L’école pourrait ainsi influencer les comportements des adolescents par son offre alimentaire, via les distributeurs par exemple4, même si la littérature est partagée à ce sujet5 6. Les comportements alimentaires des adolescents pourraient également être déterminés à l’école par des projets en matière nutritionnelle, visant, par exemple, à limiter la disponibilité des boissons sucrées. Globalement, les différents projets qui ont été évalués de façon contrôlée ont montré une influence positive de ces actions sur les comportements alimentaires des adolescents7 8. Néanmoins, ce qu’il en est au-delà des conditions contrôlées de la recherche mérite exploration.

En 2018, l’enquête Health Behaviour in School-aged Children (HBSC) a, entre autres, permis de décrire l’environnement alimentaire et les projets en matière d’alimentation des écoles. Nous avons ici analysé leur association avec les consommations alimentaires des adolescents en école secondaire en Belgique francophone. Ces analyses ont porté sur 6 017 adolescents de 120 écoles secondaires.

Les habitudes alimentaires des adolescents ont été mesurées par un court questionnaire de fréquence alimentaire.
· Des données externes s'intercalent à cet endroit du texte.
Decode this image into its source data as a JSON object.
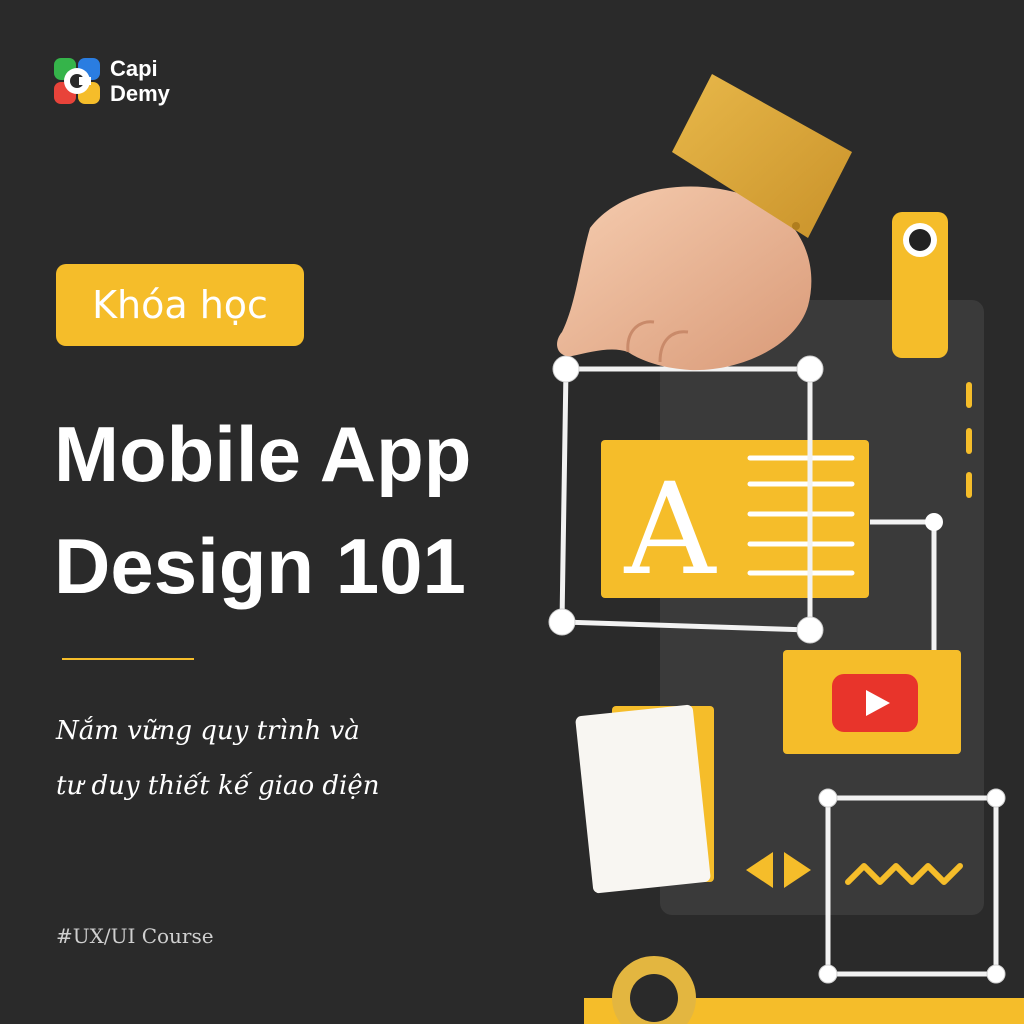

Les consommations de cinq groupes alimentaires ont été analysées en « consommation quotidienne » vs. « consommation non quotidienne ». Les consommations quotidiennes de fruits, de légumes et d’eau sont en effet considérées comme des comportements alimentaires plutôt favorables à la santé, de même que les consommations non quotidiennes de chips et frites, et de boissons sucrées.

L’environnement alimentaire de l’école a été déterminé sur base des aliments vendus à l’école. Les écoles ont été regroupées en trois catégories : (1) les écoles qui vendent très peu d’aliments, (2) celles qui vendent beaucoup d’aliments (dans les deux cas, quel que soit l’intérêt nutritionnel des aliments vendus), et (3) celles qui vendent quelques aliments mais principalement des aliments défavorables à la santé. Aucune école ne vend que quelques aliments favorables à la santé. Toutes les écoles enquêtées appartiennent donc à une des trois catégories ci-dessus.
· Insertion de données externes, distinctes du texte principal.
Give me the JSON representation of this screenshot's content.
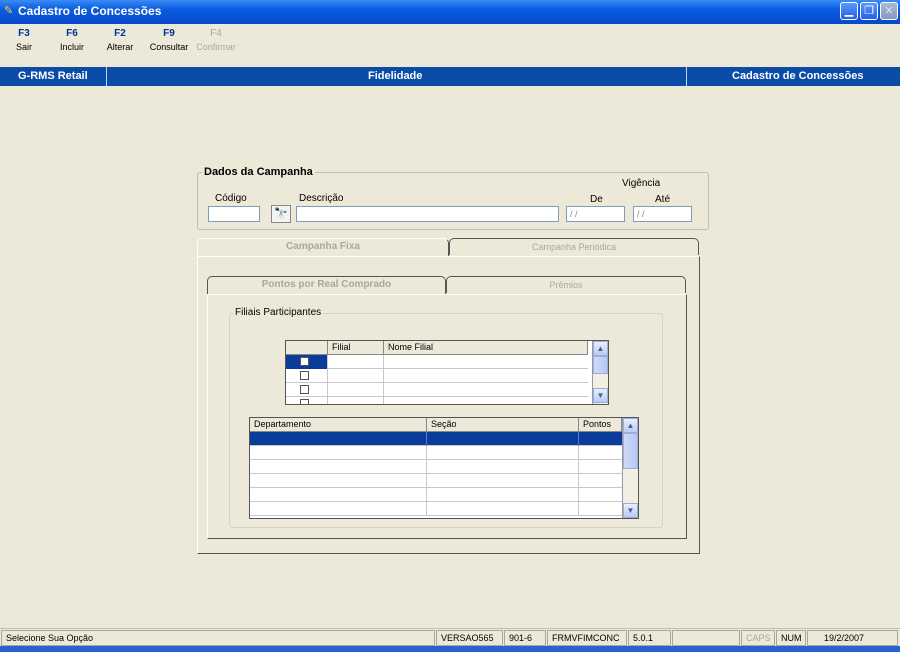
{
  "window": {
    "title": "Cadastro de Concessões"
  },
  "toolbar": [
    {
      "key": "F3",
      "label": "Sair",
      "enabled": true
    },
    {
      "key": "F6",
      "label": "Incluir",
      "enabled": true
    },
    {
      "key": "F2",
      "label": "Alterar",
      "enabled": true
    },
    {
      "key": "F9",
      "label": "Consultar",
      "enabled": true
    },
    {
      "key": "F4",
      "label": "Confirmar",
      "enabled": false
    }
  ],
  "header": {
    "app": "G-RMS Retail",
    "module": "Fidelidade",
    "screen": "Cadastro de Concessões"
  },
  "campaign": {
    "legend": "Dados da Campanha",
    "code_label": "Código",
    "code_value": "",
    "desc_label": "Descrição",
    "desc_value": "",
    "validity_label": "Vigência",
    "from_label": "De",
    "from_value": "/ /",
    "to_label": "Até",
    "to_value": "/ /"
  },
  "outer_tabs": [
    "Campanha Fixa",
    "Campanha Periódica"
  ],
  "inner_tabs": [
    "Pontos por Real Comprado",
    "Prêmios"
  ],
  "branches": {
    "legend": "Filiais Participantes",
    "columns": [
      "",
      "Filial",
      "Nome Filial"
    ]
  },
  "departments": {
    "columns": [
      "Departamento",
      "Seção",
      "Pontos"
    ]
  },
  "statusbar": {
    "message": "Selecione Sua Opção",
    "version": "VERSAO565",
    "code": "901-6",
    "form": "FRMVFIMCONC",
    "build": "5.0.1",
    "caps": "CAPS",
    "num": "NUM",
    "date": "19/2/2007"
  }
}
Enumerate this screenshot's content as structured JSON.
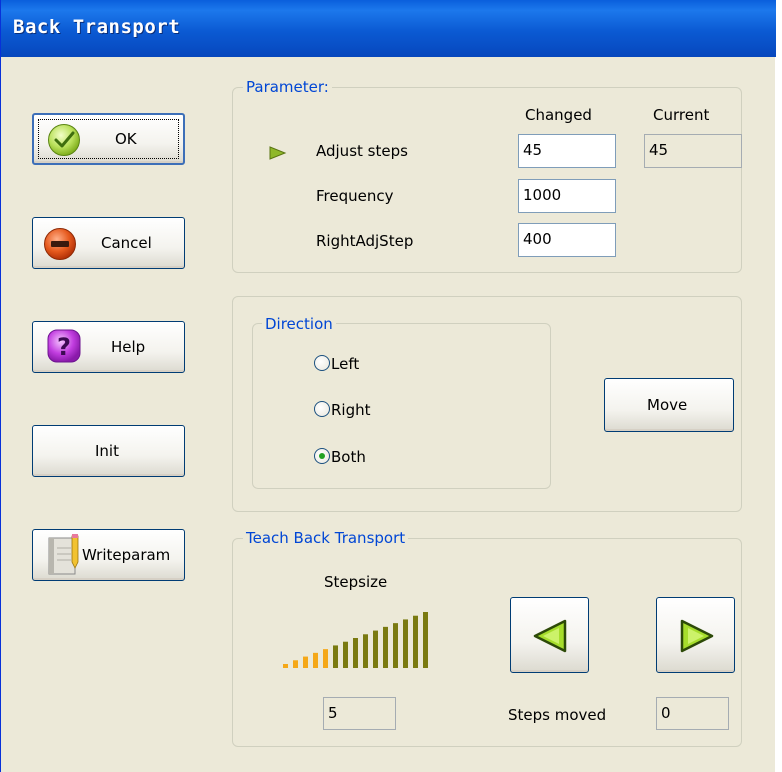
{
  "window": {
    "title": "Back Transport"
  },
  "buttons": {
    "ok": "OK",
    "cancel": "Cancel",
    "help": "Help",
    "init": "Init",
    "writeparam": "Writeparam"
  },
  "parameter": {
    "title": "Parameter:",
    "col_changed": "Changed",
    "col_current": "Current",
    "rows": [
      {
        "label": "Adjust steps",
        "changed": "45",
        "current": "45"
      },
      {
        "label": "Frequency",
        "changed": "1000"
      },
      {
        "label": "RightAdjStep",
        "changed": "400"
      }
    ]
  },
  "direction": {
    "title": "Direction",
    "options": [
      "Left",
      "Right",
      "Both"
    ],
    "selected": "Both"
  },
  "move_button": "Move",
  "teach": {
    "title": "Teach Back Transport",
    "stepsize_label": "Stepsize",
    "stepsize_value": "5",
    "steps_moved_label": "Steps moved",
    "steps_moved_value": "0",
    "stepsize_level": 5,
    "stepsize_max": 15
  },
  "icons": {
    "ok": "check-icon",
    "cancel": "minus-circle-icon",
    "help": "question-icon",
    "writeparam": "notebook-pencil-icon",
    "row_pointer": "triangle-right-icon",
    "left": "arrow-left-icon",
    "right": "arrow-right-icon"
  },
  "colors": {
    "titlebar": "#0a5fdc",
    "group_title": "#0046d5",
    "arrow_green": "#9bd42a",
    "bar_active": "#f5a818",
    "bar_inactive": "#7a7a10"
  }
}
Les écoles ont également renseigné l’existence de projets relatifs à l’alimentation comme : augmenter la consommation d’aliments favorables à la santé (par exemple, les fruits ou les légumes), limiter la consommation d’aliments non favorables à la santé (par exemple, les boissons sucrées ou les sucreries), et inclure des fruits ou des légumes aux événements de l’école.

Des habitudes alimentaires équivalentes quelle que soit l’offre

En 2018, les consommations de fruits et de « chips et frites », ne variaient pas selon que les adolescents étaient dans une école qui vendait peu d’aliments, beaucoup d’aliments ou majoritairement des aliments défavorables à la santé (Figure 1). Des différences d’amplitude minime ont été relevées pour la consommation de légumes, d’eau et de boissons sucrées (maximum 5,1%). En effet, les consommations favorables à la santé de légumes, de chips et de frites, et de boissons sucrées étaient un peu moins fréquentes parmi les adolescents scolarisés dans des écoles qui vendaient principalement des aliments défavorables à la santé, que ceux des écoles qui vendaient peu ou beaucoup d’aliments (Figure 1).
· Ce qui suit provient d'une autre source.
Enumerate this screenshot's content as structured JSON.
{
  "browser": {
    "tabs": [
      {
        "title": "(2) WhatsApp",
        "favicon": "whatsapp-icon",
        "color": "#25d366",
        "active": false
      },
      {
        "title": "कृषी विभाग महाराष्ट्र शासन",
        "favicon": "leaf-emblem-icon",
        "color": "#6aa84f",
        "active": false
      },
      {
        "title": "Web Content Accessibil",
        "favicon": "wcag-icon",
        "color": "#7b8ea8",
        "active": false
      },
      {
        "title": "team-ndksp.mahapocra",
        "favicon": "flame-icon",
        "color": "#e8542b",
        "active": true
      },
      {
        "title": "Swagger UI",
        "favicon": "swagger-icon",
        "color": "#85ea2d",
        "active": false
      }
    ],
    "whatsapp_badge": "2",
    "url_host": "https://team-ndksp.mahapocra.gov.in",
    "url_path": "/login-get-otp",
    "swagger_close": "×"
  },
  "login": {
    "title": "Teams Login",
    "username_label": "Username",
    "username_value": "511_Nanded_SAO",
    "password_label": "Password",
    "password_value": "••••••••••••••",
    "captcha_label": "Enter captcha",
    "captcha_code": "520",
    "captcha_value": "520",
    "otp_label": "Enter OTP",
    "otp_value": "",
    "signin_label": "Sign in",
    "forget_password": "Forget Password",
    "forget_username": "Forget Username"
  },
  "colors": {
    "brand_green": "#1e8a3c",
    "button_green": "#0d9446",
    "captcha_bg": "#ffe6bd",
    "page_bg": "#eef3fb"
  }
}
En tenant compte des caractéristiques sociodémographiques des adolescents et de celles des écoles dans les analyses, seule la consommation d’eau variait encore selon la vente d’aliments à l’école : la fréquence de consommation d’eau favorable à la santé était plus faible dans les écoles qui vendaient principalement des aliments défavorables à la santé que dans les autres écoles. En revanche, les consommations de légumes et de boissons sucrées ne différaient plus selon la vente d’aliments. Cette absence d’association après avoir tenu compte des caractéristiques sociodémographiques des adolescents et des écoles suggère que les différences initialement observées pourraient être, en partie, expliquées par ces caractéristiques sociodémographiques. Par ailleurs, nous ne pouvons exclure que l’environnement alimentaire soit une conséquence des caractéristiques sociodémographiques des écoles. En d’autres mots, les écoles socioéconomiquement défavorisées auraient plus de difficultés à mettre en place un environnement alimentaire favorable car elles font face à d’autres problématiques considérées comme plus prioritaires.

Les projets des écoles déterminent-ils l’alimentation des élèves ?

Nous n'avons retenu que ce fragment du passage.